The parts that mattered.

Prompt-to-world generation

A prompt fans out through a set of coordinated LLM agents that draft the premise, a cast of characters with distinct personalities, scene beats and dialogue — each step grounded in the choices made before it so the world stays internally consistent.

Memory grounded in a story bible

A RAG layer keeps every character, location and plot fact in a retrievable store, so generations pull from an established canon instead of inventing contradictions. The world remembers itself as it grows.

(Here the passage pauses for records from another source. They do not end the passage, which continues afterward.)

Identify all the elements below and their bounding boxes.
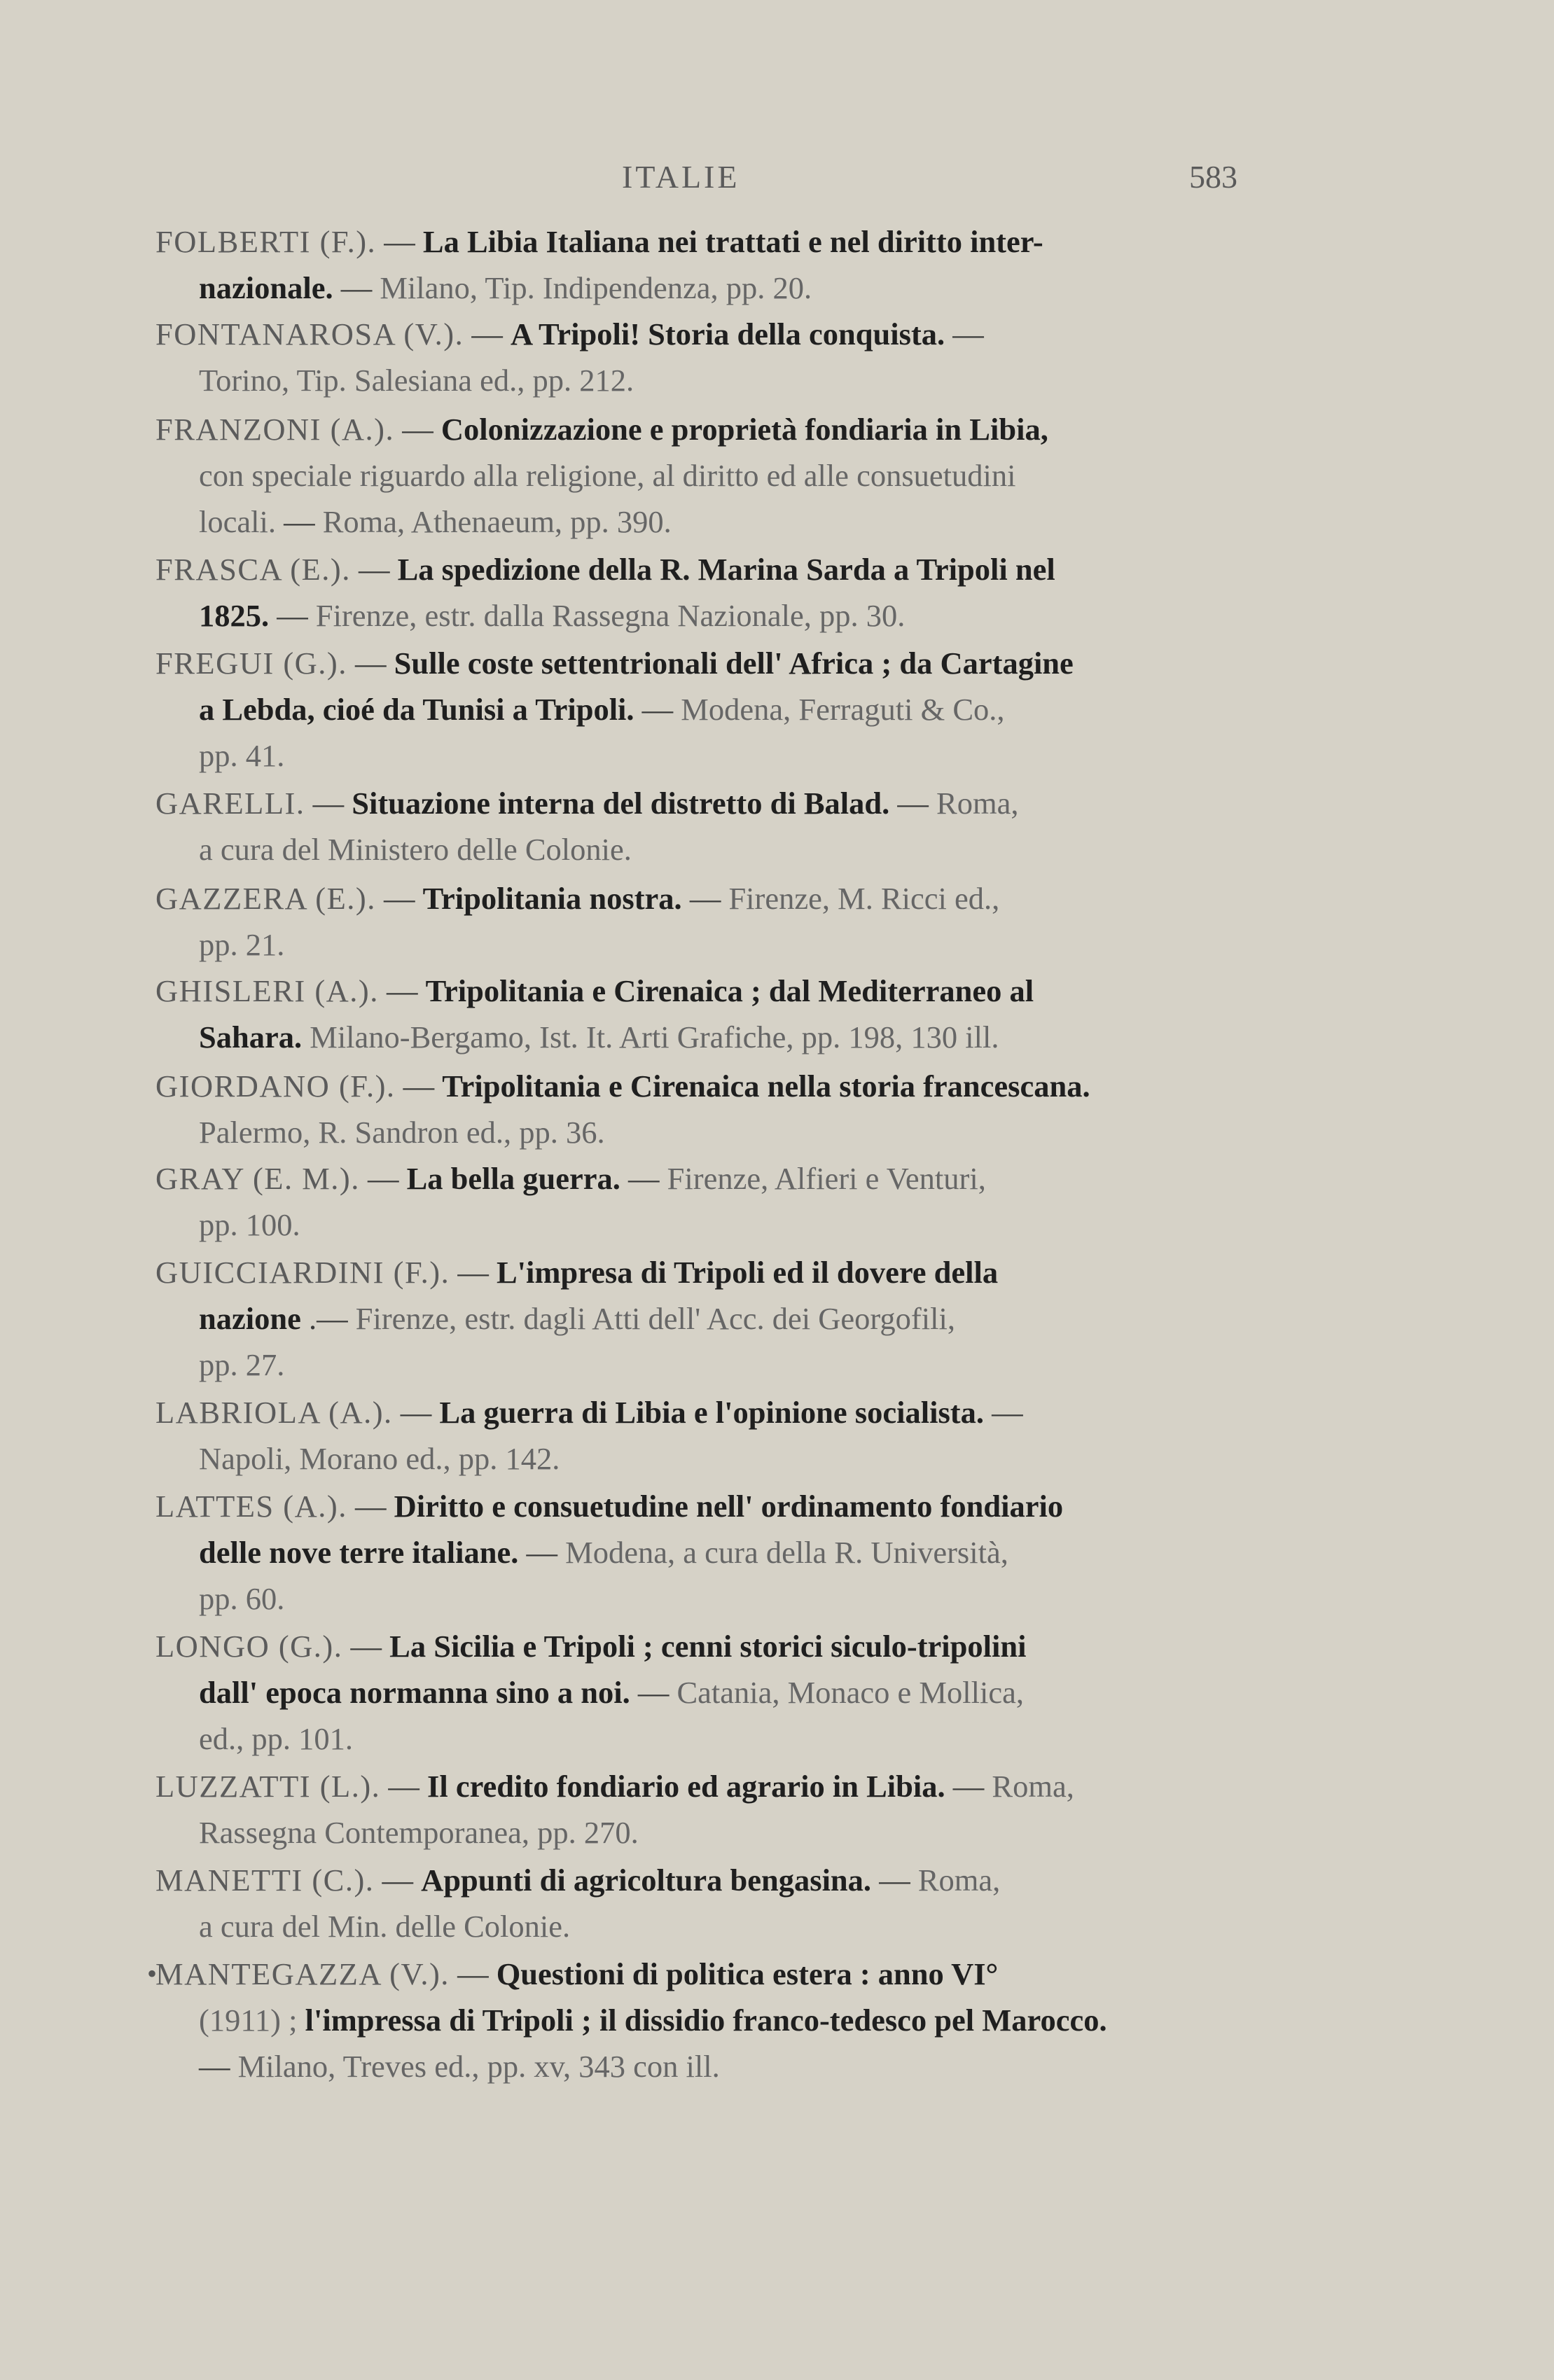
bibliography-entry: GARELLI. — Situazione interna del distretto di Balad. — Roma, a cura del Ministero delle Colonie.: [155, 786, 1019, 867]
bibliography-entry: LATTES (A.). — Diritto e consuetudine nell' ordinamento fondiario delle nove terre italiane. — Modena, a cura della R. Università, pp. 60.: [155, 1489, 1064, 1616]
bibliography-entry: FREGUI (G.). — Sulle coste settentrionali dell' Africa ; da Cartagine a Lebda, cioé da Tunisi a Tripoli. — Modena, Ferraguti & Co., pp. 41.: [155, 646, 1074, 773]
running-head: ITALIE: [622, 159, 740, 195]
bibliography-entry: FRANZONI (A.). — Colonizzazione e proprietà fondiaria in Libia, con speciale riguardo alla religione, al diritto ed alle consuetudini locali. — Roma, Athenaeum, pp. 390.: [155, 412, 1048, 539]
bibliography-entry: FRASCA (E.). — La spedizione della R. Marina Sarda a Tripoli nel 1825. — Firenze, estr. dalla Rassegna Nazionale, pp. 30.: [155, 552, 1055, 633]
margin-mark: •: [147, 1958, 158, 1989]
bibliography-entry: LABRIOLA (A.). — La guerra di Libia e l'opinione socialista. — Napoli, Morano ed., pp. 142.: [155, 1395, 1023, 1476]
bibliography-entry: GRAY (E. M.). — La bella guerra. — Firenze, Alfieri e Venturi, pp. 100.: [155, 1161, 986, 1242]
bibliography-entry: GHISLERI (A.). — Tripolitania e Cirenaica ; dal Mediterraneo al Sahara. Milano-Bergamo, Ist. It. Arti Grafiche, pp. 198, 130 ill.: [155, 973, 1034, 1055]
page-number: 583: [1189, 159, 1237, 195]
bibliography-entry: GUICCIARDINI (F.). — L'impresa di Tripoli ed il dovere della nazione .— Firenze, estr. dagli Atti dell' Acc. dei Georgofili, pp. 27.: [155, 1255, 999, 1382]
bibliography-entry: FONTANAROSA (V.). — A Tripoli! Storia della conquista. — Torino, Tip. Salesiana ed., pp. 212.: [155, 316, 984, 398]
page-header: [0, 158, 1554, 200]
bibliography-entry: GIORDANO (F.). — Tripolitania e Cirenaica nella storia francescana. Palermo, R. Sandron ed., pp. 36.: [155, 1069, 1090, 1150]
bibliography-entry: FOLBERTI (F.). — La Libia Italiana nei trattati e nel diritto inter- nazionale. — Milano, Tip. Indipendenza, pp. 20.: [155, 224, 1043, 305]
bibliography-entry: LONGO (G.). — La Sicilia e Tripoli ; cenni storici siculo-tripolini dall' epoca normanna sino a noi. — Catania, Monaco e Mollica, ed., pp. 101.: [155, 1629, 1027, 1756]
bibliography-entry: MANETTI (C.). — Appunti di agricoltura bengasina. — Roma, a cura del Min. delle Colonie.: [155, 1863, 1001, 1944]
bibliography-entry: GAZZERA (E.). — Tripolitania nostra. — Firenze, M. Ricci ed., pp. 21.: [155, 881, 1000, 962]
bibliography-entry: LUZZATTI (L.). — Il credito fondiario ed agrario in Libia. — Roma, Rassegna Contemporanea, pp. 270.: [155, 1769, 1074, 1850]
bibliography-entry: • MANTEGAZZA (V.). — Questioni di politica estera : anno VI° (1911) ; l'impressa di Tripoli ; il dissidio franco-tedesco pel Marocco. — Milano, Treves ed., pp. xv, 343 con ill.: [155, 1951, 1290, 2089]
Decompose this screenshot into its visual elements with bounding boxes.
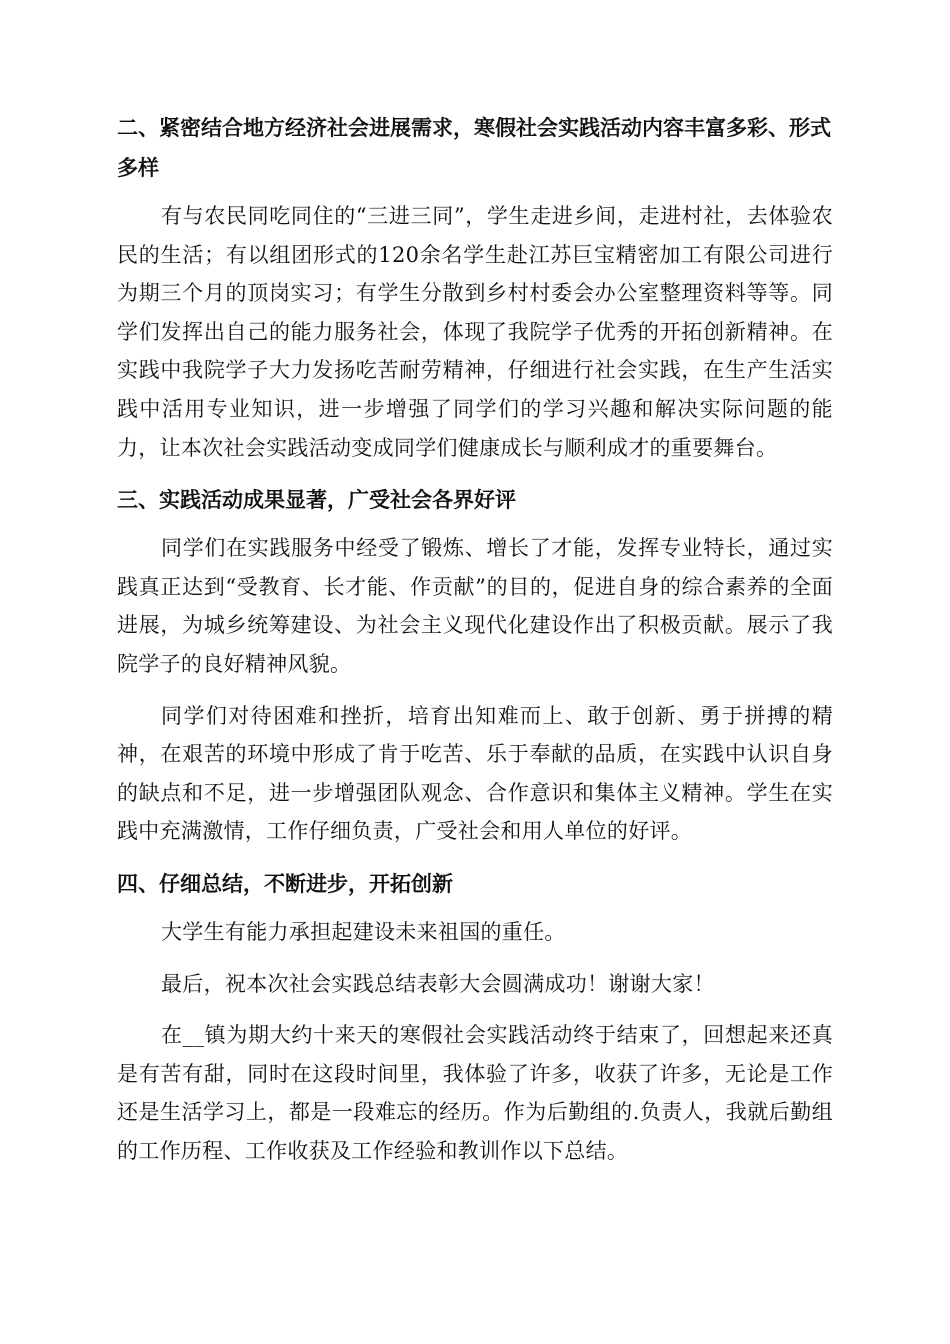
paragraph: 同学们在实践服务中经受了锻炼、增长了才能，发挥专业特长，通过实践真正达到“受教育、长才能、作贡献”的目的，促进自身的综合素养的全面进展，为城乡统筹建设、为社会主义现代化建设作出了积极贡献。展示了我院学子的良好精神风貌。 (117, 536, 833, 676)
paragraph: 大学生有能力承担起建设未来祖国的重任。 (161, 919, 566, 944)
paragraph: 在__镇为期大约十来天的寒假社会实践活动终于结束了，回想起来还真是有苦有甜，同时在这段时间里，我体验了许多，收获了许多，无论是工作还是生活学习上，都是一段难忘的经历。作为后勤组的.负责人，我就后勤组的工作历程、工作收获及工作经验和教训作以下总结。 (117, 1023, 833, 1163)
paragraph: 有与农民同吃同住的“三进三同”，学生走进乡间，走进村社，去体验农民的生活；有以组团形式的120余名学生赴江苏巨宝精密加工有限公司进行为期三个月的顶岗实习；有学生分散到乡村村委会办公室整理资料等等。同学们发挥出自己的能力服务社会，体现了我院学子优秀的开拓创新精神。在实践中我院学子大力发扬吃苦耐劳精神，仔细进行社会实践，在生产生活实践中活用专业知识，进一步增强了同学们的学习兴趣和解决实际问题的能力，让本次社会实践活动变成同学们健康成长与顺利成才的重要舞台。 (117, 204, 833, 460)
paragraph: 最后，祝本次社会实践总结表彰大会圆满成功！谢谢大家！ (161, 971, 715, 996)
section-heading-3: 三、实践活动成果显著，广受社会各界好评 (117, 488, 516, 513)
section-heading-4: 四、仔细总结，不断进步，开拓创新 (117, 871, 453, 896)
paragraph: 同学们对待困难和挫折，培育出知难而上、敢于创新、勇于拼搏的精神，在艰苦的环境中形成了肯于吃苦、乐于奉献的品质，在实践中认识自身的缺点和不足，进一步增强团队观念、合作意识和集体主义精神。学生在实践中充满激情，工作仔细负责，广受社会和用人单位的好评。 (117, 703, 833, 844)
document-page (117, 108, 833, 1170)
section-heading-2: 二、紧密结合地方经济社会进展需求，寒假社会实践活动内容丰富多彩、形式多样 (117, 116, 831, 180)
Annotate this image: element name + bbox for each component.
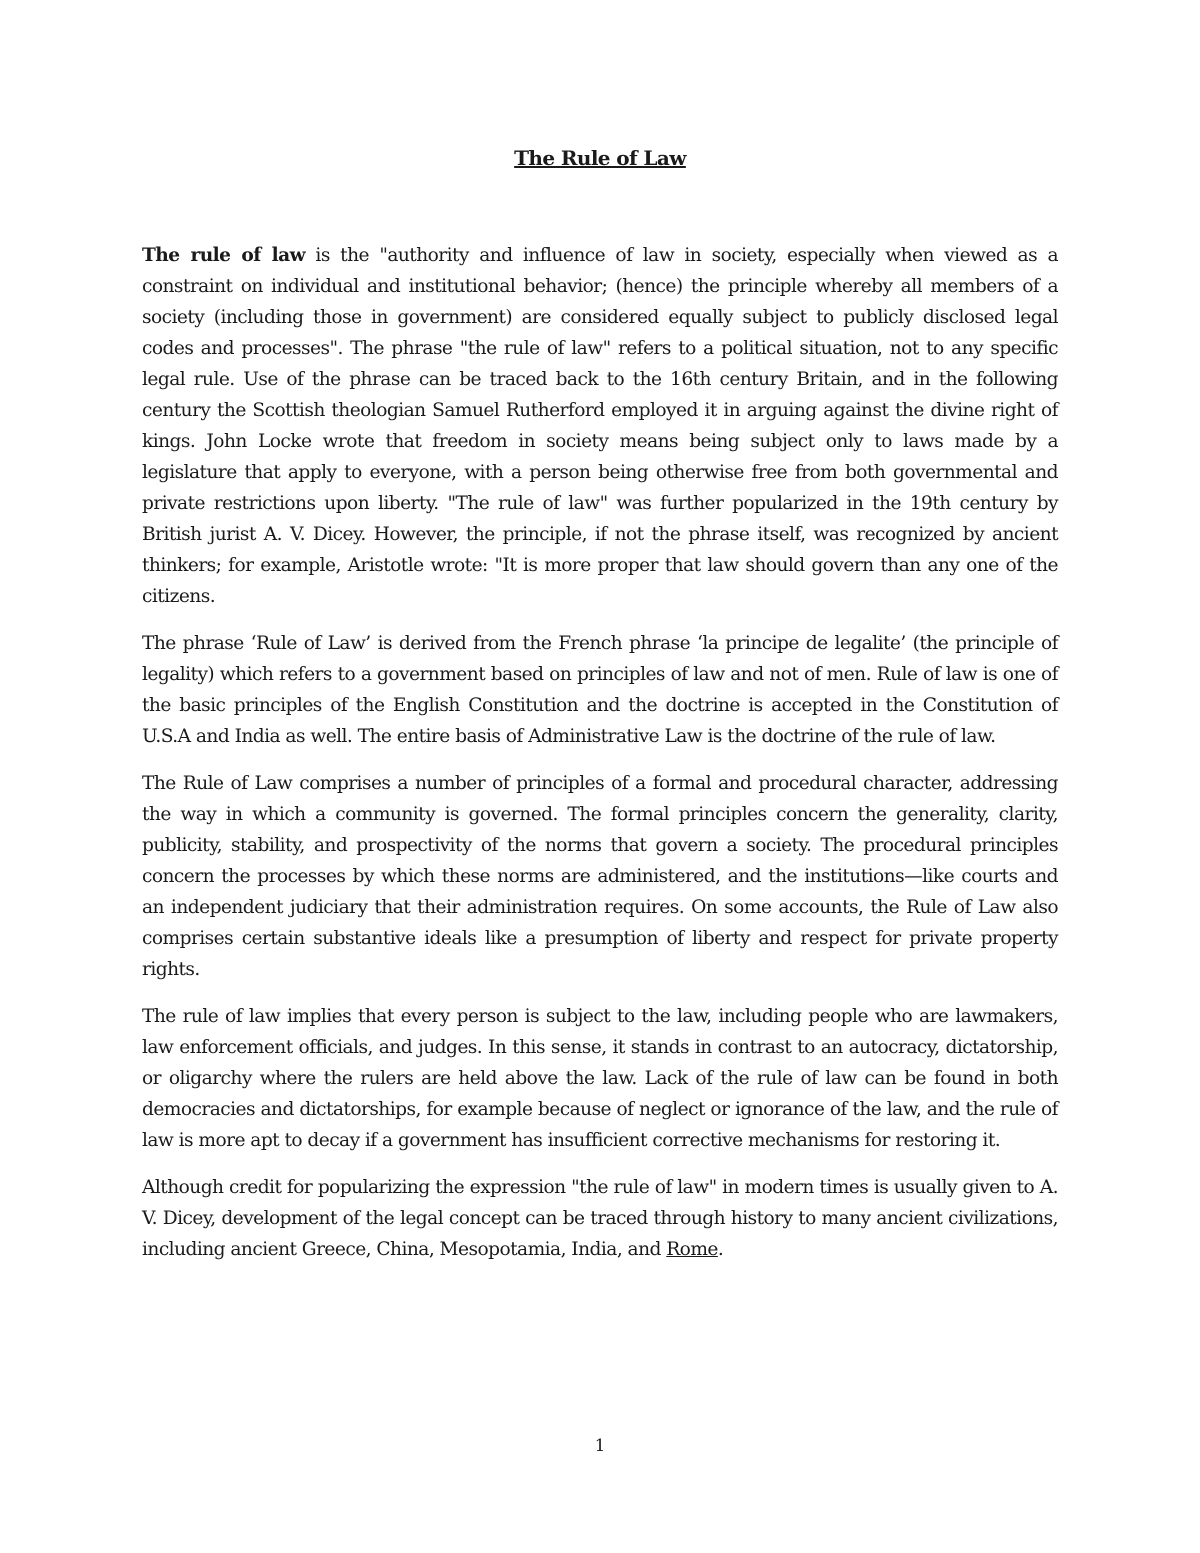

Character voices you can hear

Each character gets a voice, so dialogue can be spoken aloud rather than just read. It turns a static script into something closer to a table read.

Branching story-mode

Readers and creators can steer the plot at decision points, and the engine continues each branch in character and in canon — a choose-your-path mode built on the same grounded memory rather than a scripted tree.

The outcome

Where it landed.

The engine is in active development and already does the thing it set out to do — take a one-line idea and hand a creator back a populated world with characters, voice and a branching plot they can shape. It's the AI product we point to when someone asks what generative tooling looks like when it's built to hold together, not to demo well.